Our public church was closed all through the lockdown. Our resident chaplain was able to celebrate the Eucharist with us every day. We are continuing with this arrangement for the present and will reopen the public church before very long. On Saturday, July 11, St. Benedict's Day, we celebrated the community Mass in the Gothic chapel. Our Notre Dame friends livestreamed it.
The abbey with the visitor center and gardens has begun to receive the first batch of tourists. Intensive preparations went on for several weeks. All the staff have been enthusiastic and looking forward to a new start. Everyone is realistic about the fact that COVID-19 is particularly cruel to tourism and all businesses and localities connected with it. But we are all determined to make our beautiful Kylemore work again.
There is no getting away from the disastrous effect on business, the closure of the visitor center, the cancellation of events planned for our centenary year, including the completion and opening of our long-awaited monastery, as well as its effects on the whole country and our economy and social life.

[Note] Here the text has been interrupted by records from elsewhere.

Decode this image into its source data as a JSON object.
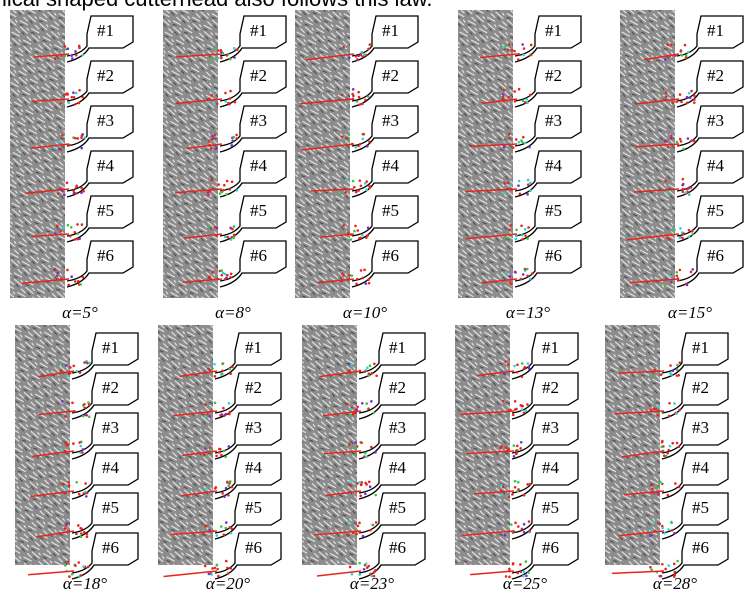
{
  "header": {
    "text": "lical shaped cutterhead also follows this law."
  },
  "panels": [
    {
      "caption": "α=5°",
      "labels": [
        "#1",
        "#2",
        "#3",
        "#4",
        "#5",
        "#6"
      ]
    },
    {
      "caption": "α=8°",
      "labels": [
        "#1",
        "#2",
        "#3",
        "#4",
        "#5",
        "#6"
      ]
    },
    {
      "caption": "α=10°",
      "labels": [
        "#1",
        "#2",
        "#3",
        "#4",
        "#5",
        "#6"
      ]
    },
    {
      "caption": "α=13°",
      "labels": [
        "#1",
        "#2",
        "#3",
        "#4",
        "#5",
        "#6"
      ]
    },
    {
      "caption": "α=15°",
      "labels": [
        "#1",
        "#2",
        "#3",
        "#4",
        "#5",
        "#6"
      ]
    },
    {
      "caption": "α=18°",
      "labels": [
        "#1",
        "#2",
        "#3",
        "#4",
        "#5",
        "#6"
      ]
    },
    {
      "caption": "α=20°",
      "labels": [
        "#1",
        "#2",
        "#3",
        "#4",
        "#5",
        "#6"
      ]
    },
    {
      "caption": "α=23°",
      "labels": [
        "#1",
        "#2",
        "#3",
        "#4",
        "#5",
        "#6"
      ]
    },
    {
      "caption": "α=25°",
      "labels": [
        "#1",
        "#2",
        "#3",
        "#4",
        "#5",
        "#6"
      ]
    },
    {
      "caption": "α=28°",
      "labels": [
        "#1",
        "#2",
        "#3",
        "#4",
        "#5",
        "#6"
      ]
    }
  ]
}
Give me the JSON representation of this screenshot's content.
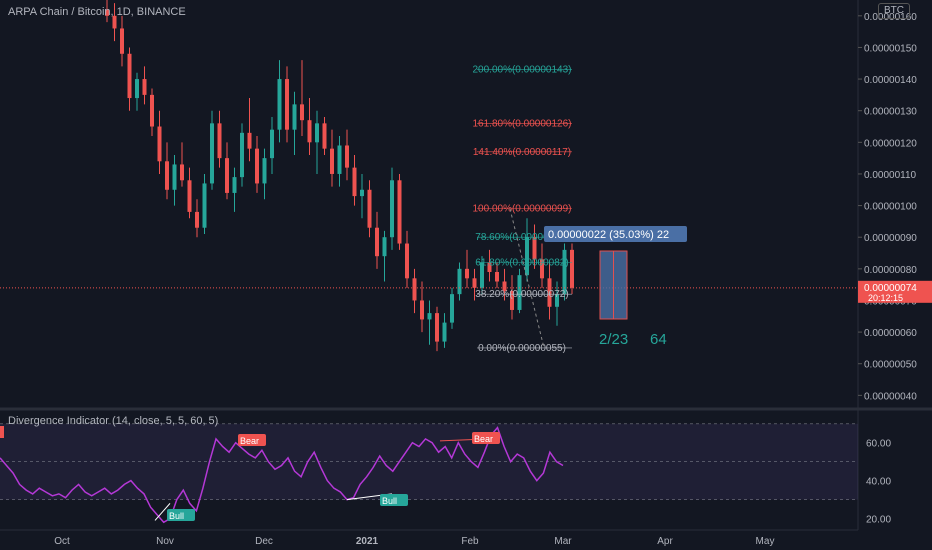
{
  "header": {
    "title": "ARPA Chain / Bitcoin, 1D, BINANCE",
    "currency_badge": "BTC"
  },
  "indicator": {
    "title": "Divergence Indicator (14, close, 5, 5, 60, 5)"
  },
  "colors": {
    "up": "#26a69a",
    "down": "#ef5350",
    "rsi": "#b438d6",
    "bg": "#131722",
    "price_line": "#ef5350"
  },
  "chart_data": [
    {
      "type": "candlestick",
      "price_axis_ticks": [
        "0.00000040",
        "0.00000050",
        "0.00000060",
        "0.00000070",
        "0.00000080",
        "0.00000090",
        "0.00000100",
        "0.00000110",
        "0.00000120",
        "0.00000130",
        "0.00000140",
        "0.00000150",
        "0.00000160"
      ],
      "time_axis_ticks": [
        "Oct",
        "Nov",
        "Dec",
        "2021",
        "Feb",
        "Mar",
        "Apr",
        "May"
      ],
      "ylim": [
        3.6e-07,
        1.65e-06
      ],
      "current_price": {
        "value": "0.00000074",
        "countdown": "20:12:15"
      },
      "fib_levels": [
        {
          "label": "200.00%(0.00000143)",
          "value": 1.43,
          "color": "#26a69a"
        },
        {
          "label": "161.80%(0.00000126)",
          "value": 1.26,
          "color": "#ef5350"
        },
        {
          "label": "141.40%(0.00000117)",
          "value": 1.17,
          "color": "#ef5350"
        },
        {
          "label": "100.00%(0.00000099)",
          "value": 0.99,
          "color": "#ef5350"
        },
        {
          "label": "78.60%(0.00000090)",
          "value": 0.9,
          "color": "#26a69a"
        },
        {
          "label": "61.80%(0.00000082)",
          "value": 0.82,
          "color": "#26a69a"
        },
        {
          "label": "38.20%(0.00000072)",
          "value": 0.72,
          "color": "#b2b5be"
        },
        {
          "label": "0.00%(0.00000055)",
          "value": 0.55,
          "color": "#b2b5be"
        }
      ],
      "measure": {
        "label": "0.00000022 (35.03%) 22",
        "date_text": "2/23",
        "days_text": "64"
      },
      "ohlc": [
        [
          1.62,
          1.66,
          1.58,
          1.6
        ],
        [
          1.6,
          1.64,
          1.52,
          1.56
        ],
        [
          1.56,
          1.6,
          1.44,
          1.48
        ],
        [
          1.48,
          1.5,
          1.3,
          1.34
        ],
        [
          1.34,
          1.42,
          1.3,
          1.4
        ],
        [
          1.4,
          1.44,
          1.32,
          1.35
        ],
        [
          1.35,
          1.37,
          1.22,
          1.25
        ],
        [
          1.25,
          1.3,
          1.1,
          1.14
        ],
        [
          1.14,
          1.2,
          1.02,
          1.05
        ],
        [
          1.05,
          1.16,
          1.0,
          1.13
        ],
        [
          1.13,
          1.2,
          1.06,
          1.08
        ],
        [
          1.08,
          1.12,
          0.96,
          0.98
        ],
        [
          0.98,
          1.02,
          0.9,
          0.93
        ],
        [
          0.93,
          1.1,
          0.91,
          1.07
        ],
        [
          1.07,
          1.3,
          1.05,
          1.26
        ],
        [
          1.26,
          1.3,
          1.12,
          1.15
        ],
        [
          1.15,
          1.2,
          1.02,
          1.04
        ],
        [
          1.04,
          1.12,
          0.98,
          1.09
        ],
        [
          1.09,
          1.26,
          1.06,
          1.23
        ],
        [
          1.23,
          1.34,
          1.14,
          1.18
        ],
        [
          1.18,
          1.22,
          1.04,
          1.07
        ],
        [
          1.07,
          1.18,
          1.02,
          1.15
        ],
        [
          1.15,
          1.28,
          1.1,
          1.24
        ],
        [
          1.24,
          1.46,
          1.2,
          1.4
        ],
        [
          1.4,
          1.44,
          1.2,
          1.24
        ],
        [
          1.24,
          1.36,
          1.16,
          1.32
        ],
        [
          1.32,
          1.46,
          1.22,
          1.27
        ],
        [
          1.27,
          1.34,
          1.16,
          1.2
        ],
        [
          1.2,
          1.3,
          1.1,
          1.26
        ],
        [
          1.26,
          1.28,
          1.16,
          1.18
        ],
        [
          1.18,
          1.24,
          1.06,
          1.1
        ],
        [
          1.1,
          1.22,
          1.06,
          1.19
        ],
        [
          1.19,
          1.24,
          1.08,
          1.12
        ],
        [
          1.12,
          1.16,
          1.0,
          1.03
        ],
        [
          1.03,
          1.1,
          0.96,
          1.05
        ],
        [
          1.05,
          1.08,
          0.9,
          0.93
        ],
        [
          0.93,
          0.98,
          0.8,
          0.84
        ],
        [
          0.84,
          0.92,
          0.76,
          0.9
        ],
        [
          0.9,
          1.12,
          0.86,
          1.08
        ],
        [
          1.08,
          1.1,
          0.86,
          0.88
        ],
        [
          0.88,
          0.92,
          0.74,
          0.77
        ],
        [
          0.77,
          0.8,
          0.66,
          0.7
        ],
        [
          0.7,
          0.76,
          0.6,
          0.64
        ],
        [
          0.64,
          0.7,
          0.56,
          0.66
        ],
        [
          0.66,
          0.68,
          0.54,
          0.57
        ],
        [
          0.57,
          0.66,
          0.55,
          0.63
        ],
        [
          0.63,
          0.74,
          0.61,
          0.72
        ],
        [
          0.72,
          0.82,
          0.7,
          0.8
        ],
        [
          0.8,
          0.86,
          0.74,
          0.77
        ],
        [
          0.77,
          0.8,
          0.7,
          0.74
        ],
        [
          0.74,
          0.84,
          0.72,
          0.82
        ],
        [
          0.82,
          0.86,
          0.76,
          0.79
        ],
        [
          0.79,
          0.82,
          0.74,
          0.76
        ],
        [
          0.76,
          0.8,
          0.7,
          0.73
        ],
        [
          0.73,
          0.78,
          0.64,
          0.67
        ],
        [
          0.67,
          0.8,
          0.66,
          0.78
        ],
        [
          0.78,
          0.96,
          0.76,
          0.9
        ],
        [
          0.9,
          0.94,
          0.8,
          0.83
        ],
        [
          0.83,
          0.88,
          0.74,
          0.77
        ],
        [
          0.77,
          0.82,
          0.64,
          0.68
        ],
        [
          0.68,
          0.76,
          0.62,
          0.72
        ],
        [
          0.72,
          0.88,
          0.7,
          0.86
        ],
        [
          0.86,
          0.88,
          0.72,
          0.74
        ]
      ]
    },
    {
      "type": "line",
      "name": "Divergence Indicator",
      "yaxis_ticks": [
        20,
        40,
        60
      ],
      "ylim": [
        15,
        72
      ],
      "bands": [
        30,
        50,
        70
      ],
      "values": [
        52,
        48,
        44,
        38,
        35,
        33,
        36,
        34,
        32,
        33,
        31,
        35,
        38,
        34,
        32,
        34,
        36,
        33,
        35,
        38,
        40,
        36,
        33,
        26,
        22,
        18,
        20,
        30,
        35,
        28,
        24,
        36,
        50,
        62,
        58,
        55,
        60,
        57,
        54,
        52,
        56,
        50,
        46,
        48,
        52,
        45,
        42,
        50,
        55,
        47,
        40,
        36,
        34,
        30,
        31,
        38,
        42,
        47,
        53,
        48,
        45,
        50,
        55,
        60,
        58,
        62,
        60,
        55,
        58,
        52,
        60,
        54,
        50,
        47,
        55,
        64,
        68,
        58,
        50,
        54,
        52,
        45,
        40,
        44,
        55,
        50,
        48
      ]
    }
  ],
  "annotations": {
    "bear_label": "Bear",
    "bull_label": "Bull"
  }
}
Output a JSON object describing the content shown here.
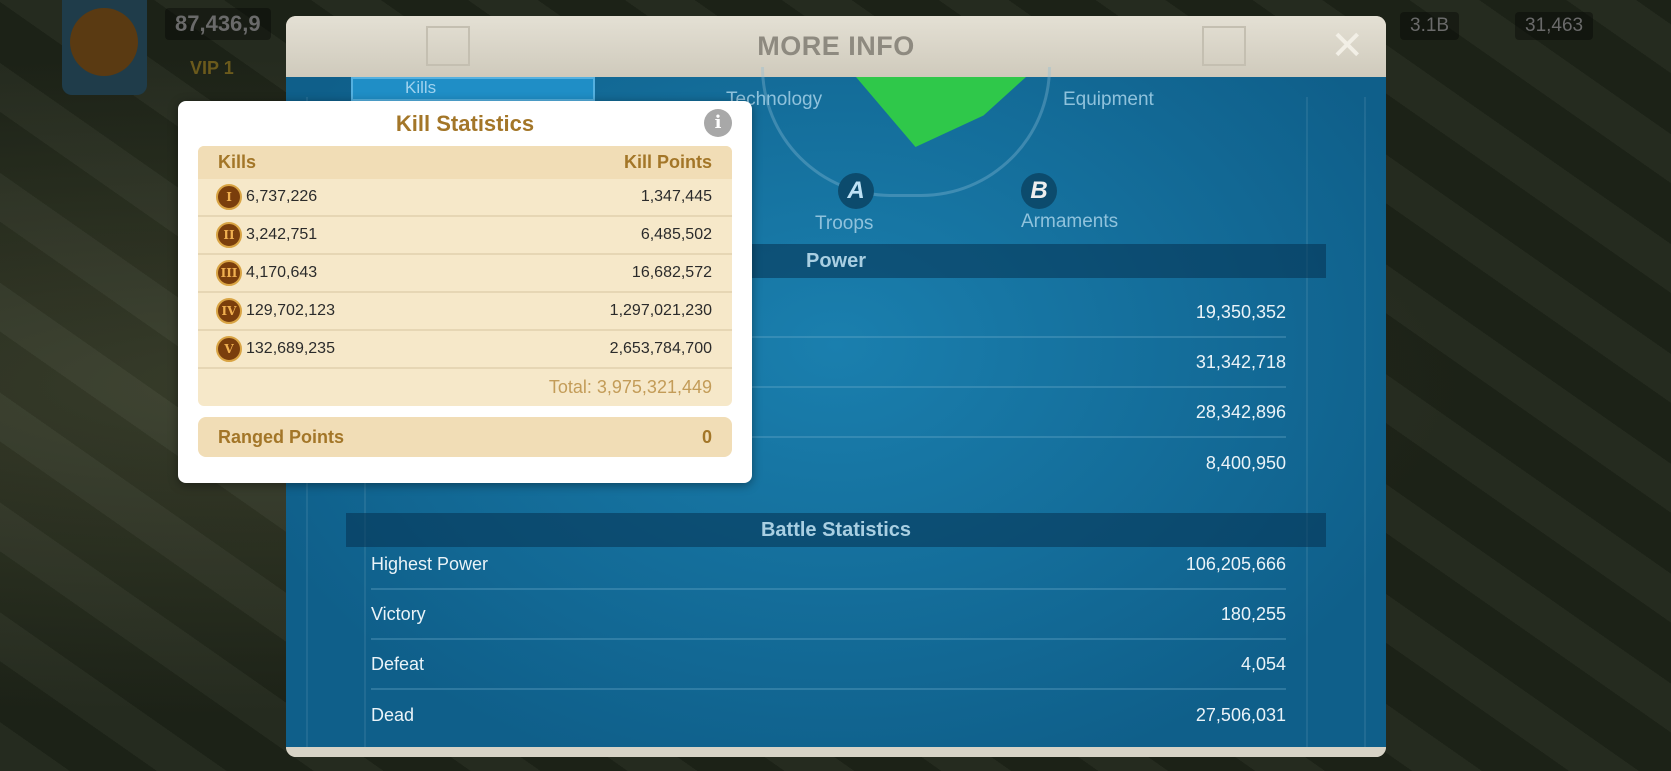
{
  "hud": {
    "power": "87,436,9",
    "vip": "VIP 1",
    "gold": "3.1B",
    "gems": "31,463"
  },
  "modal": {
    "title": "MORE INFO",
    "close_icon": "close-icon"
  },
  "radar": {
    "labels": {
      "technology": "Technology",
      "equipment": "Equipment",
      "troops": "Troops",
      "armaments": "Armaments"
    },
    "grades": {
      "troops": "A",
      "armaments": "B"
    },
    "fill_color": "#2fc84a"
  },
  "power": {
    "title": "Power",
    "rows": [
      {
        "value": "19,350,352"
      },
      {
        "value": "31,342,718"
      },
      {
        "value": "28,342,896"
      },
      {
        "value": "8,400,950"
      }
    ]
  },
  "battle": {
    "title": "Battle Statistics",
    "rows": [
      {
        "label": "Highest Power",
        "value": "106,205,666"
      },
      {
        "label": "Victory",
        "value": "180,255"
      },
      {
        "label": "Defeat",
        "value": "4,054"
      },
      {
        "label": "Dead",
        "value": "27,506,031"
      }
    ]
  },
  "tab": {
    "label": "Kills"
  },
  "kill_stats": {
    "title": "Kill Statistics",
    "col_kills": "Kills",
    "col_points": "Kill Points",
    "rows": [
      {
        "tier": "I",
        "kills": "6,737,226",
        "points": "1,347,445"
      },
      {
        "tier": "II",
        "kills": "3,242,751",
        "points": "6,485,502"
      },
      {
        "tier": "III",
        "kills": "4,170,643",
        "points": "16,682,572"
      },
      {
        "tier": "IV",
        "kills": "129,702,123",
        "points": "1,297,021,230"
      },
      {
        "tier": "V",
        "kills": "132,689,235",
        "points": "2,653,784,700"
      }
    ],
    "total": "Total: 3,975,321,449",
    "ranged_label": "Ranged Points",
    "ranged_value": "0"
  }
}
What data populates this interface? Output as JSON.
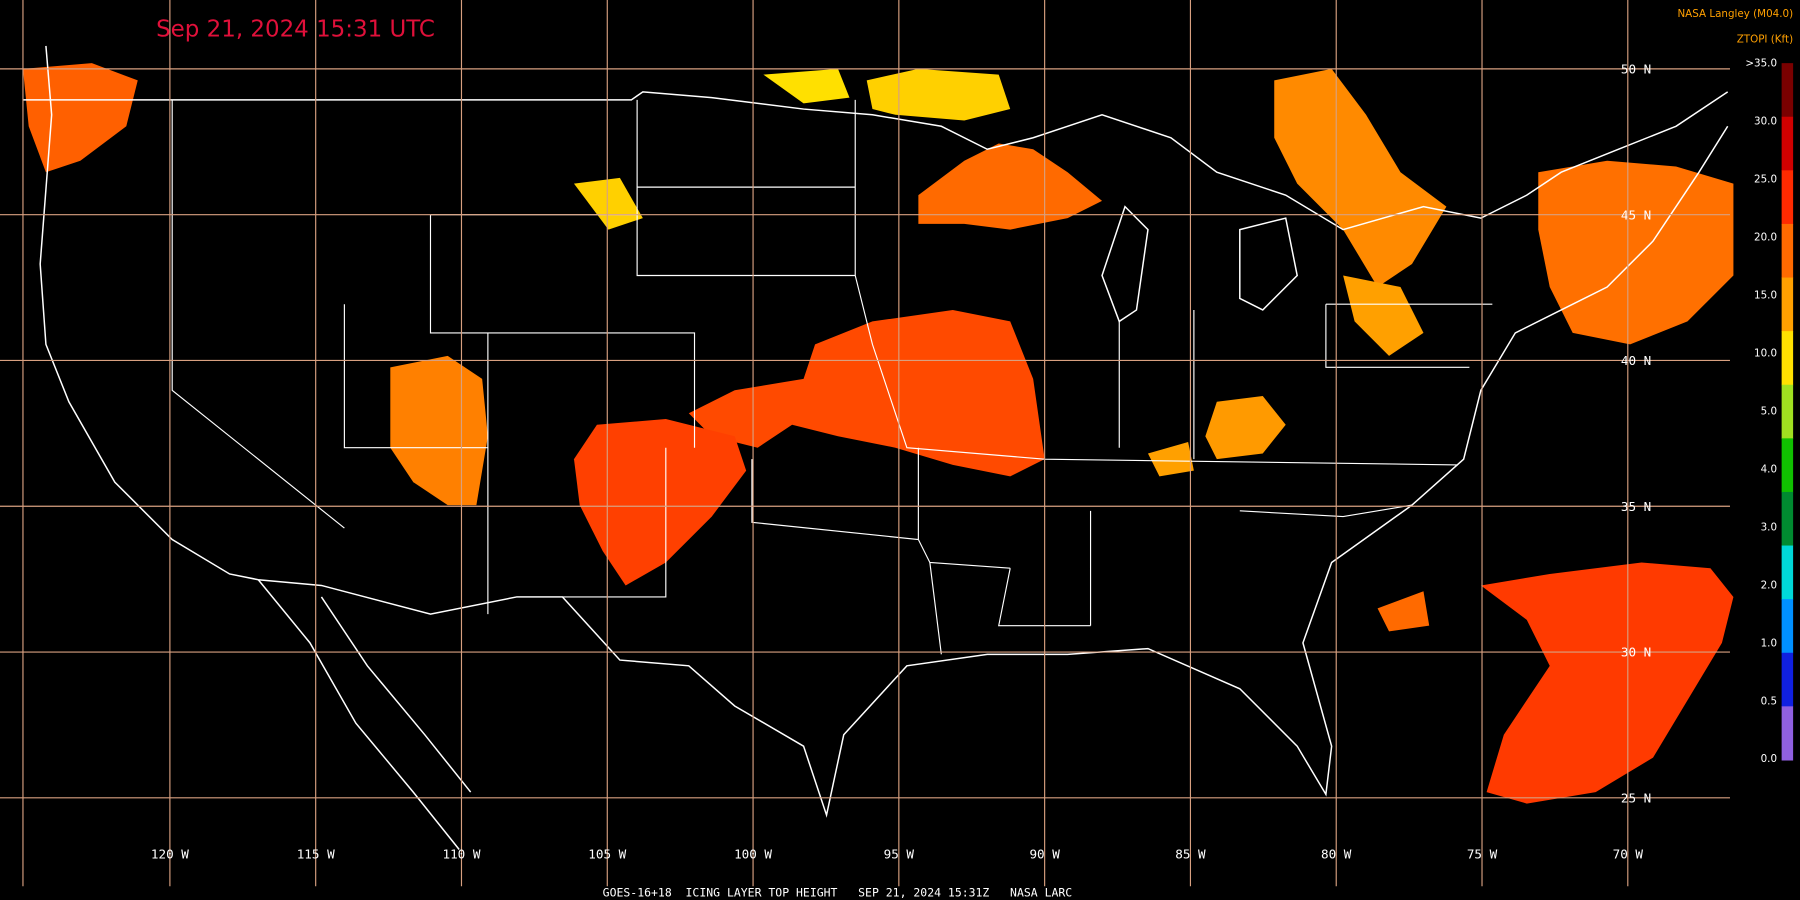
{
  "header": {
    "title": "Sep 21, 2024 15:31 UTC",
    "source": "NASA Langley (M04.0)",
    "product": "ZTOPI (Kft)"
  },
  "legend": {
    "labels": [
      ">35.0",
      "30.0",
      "25.0",
      "20.0",
      "15.0",
      "10.0",
      "5.0",
      "4.0",
      "3.0",
      "2.0",
      "1.0",
      "0.5",
      "0.0"
    ],
    "colors": [
      "#7a0000",
      "#d00000",
      "#ff2a00",
      "#ff6a00",
      "#ffa000",
      "#ffe000",
      "#a0e020",
      "#10c000",
      "#008a30",
      "#00d8d8",
      "#0090ff",
      "#1020e0",
      "#9060e0"
    ]
  },
  "map": {
    "latitude_labels": [
      "50 N",
      "45 N",
      "40 N",
      "35 N",
      "30 N",
      "25 N"
    ],
    "longitude_labels": [
      "120 W",
      "115 W",
      "110 W",
      "105 W",
      "100 W",
      "95 W",
      "90 W",
      "85 W",
      "80 W",
      "75 W",
      "70 W"
    ]
  },
  "footer": "GOES-16+18  ICING LAYER TOP HEIGHT   SEP 21, 2024 15:31Z   NASA LARC"
}
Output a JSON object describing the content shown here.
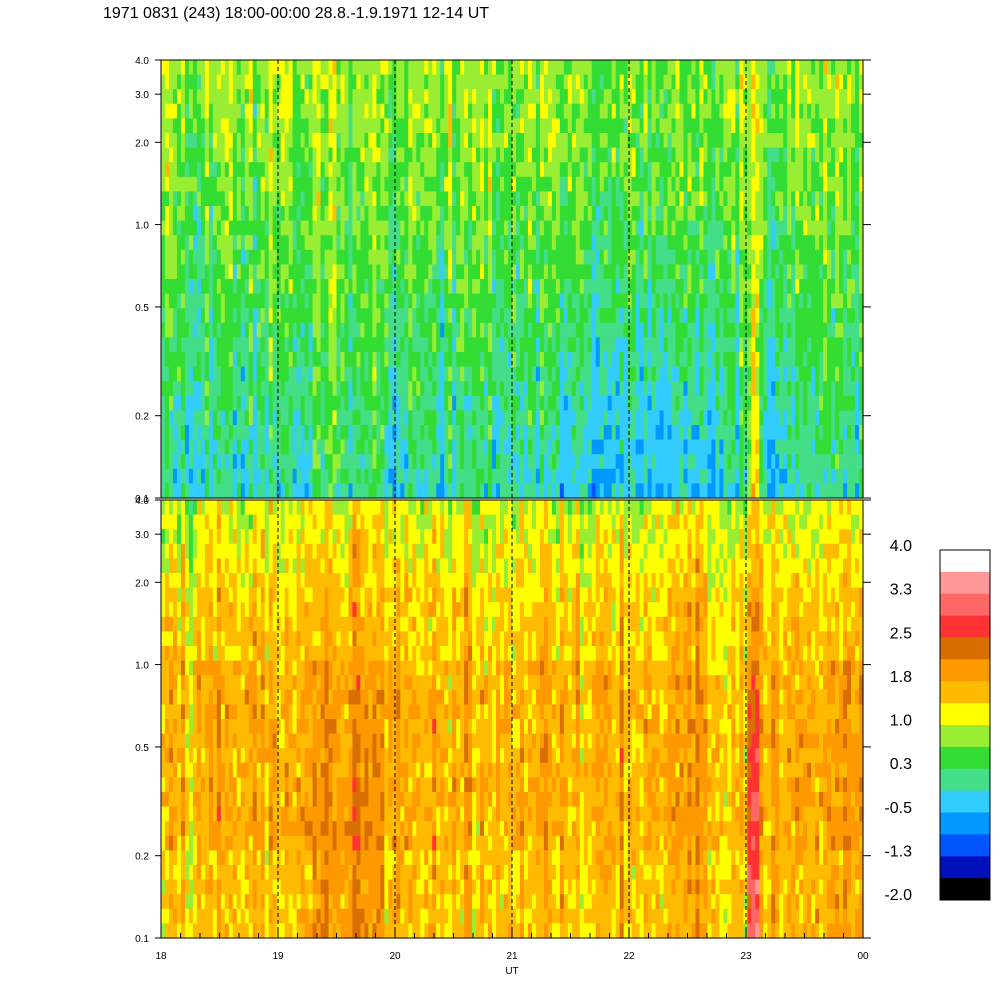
{
  "header": {
    "title": "1971 0831 (243) 18:00-00:00 28.8.-1.9.1971  12-14 UT"
  },
  "chart_data": {
    "type": "heatmap",
    "title": "1971 0831 (243) 18:00-00:00 28.8.-1.9.1971  12-14 UT",
    "xlabel": "UT",
    "x_tick_labels": [
      "18",
      "19",
      "20",
      "21",
      "22",
      "23",
      "00"
    ],
    "x_ticks_hours": [
      18,
      19,
      20,
      21,
      22,
      23,
      24
    ],
    "xlim_hours": [
      18,
      24
    ],
    "y_tick_labels": [
      "4.0",
      "3.0",
      "2.0",
      "1.0",
      "0.5",
      "0.2",
      "0.1"
    ],
    "y_ticks": [
      4.0,
      3.0,
      2.0,
      1.0,
      0.5,
      0.2,
      0.1
    ],
    "ylim": [
      0.1,
      4.0
    ],
    "y_scale": "log",
    "dashed_hour_lines": [
      19,
      20,
      21,
      22,
      23
    ],
    "panels": [
      {
        "name": "upper",
        "dominant_level": 0.3,
        "low_freq_level": -0.2
      },
      {
        "name": "lower",
        "dominant_level": 1.5,
        "low_freq_level": 1.6
      }
    ],
    "colorbar": {
      "labels": [
        "4.0",
        "3.3",
        "2.5",
        "1.8",
        "1.0",
        "0.3",
        "-0.5",
        "-1.3",
        "-2.0"
      ],
      "colors_top_to_bottom": [
        "#ffffff",
        "#ff9999",
        "#ff6666",
        "#ff3333",
        "#d96f00",
        "#ff9900",
        "#ffbb00",
        "#ffff00",
        "#99ee33",
        "#33dd33",
        "#44dd88",
        "#33ccff",
        "#0099ff",
        "#0055ff",
        "#0011bb",
        "#000000"
      ],
      "range": [
        -2.0,
        4.0
      ]
    }
  }
}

Maybe it helps to see all that in a wider context. During the lockdown, the thought occurred to me: Cocooning is not just a protective measure. The cocoon is the place of new, transformed life, where the caterpillar turns into a butterfly. And in Christian spirituality, the butterfly was for centuries an important symbol of the resurrection of Christ. Maybe there is great new life burgeoning in the cocoon, and not just for us.
Kylemore Abbey's 6-acre Victorian walled garden has restored garden buildings and flower, vegetable and herb gardens. (Courtesy of Kylemore Abbey)
[Sarah Mac Donald is a freelance journalist based in Dublin.]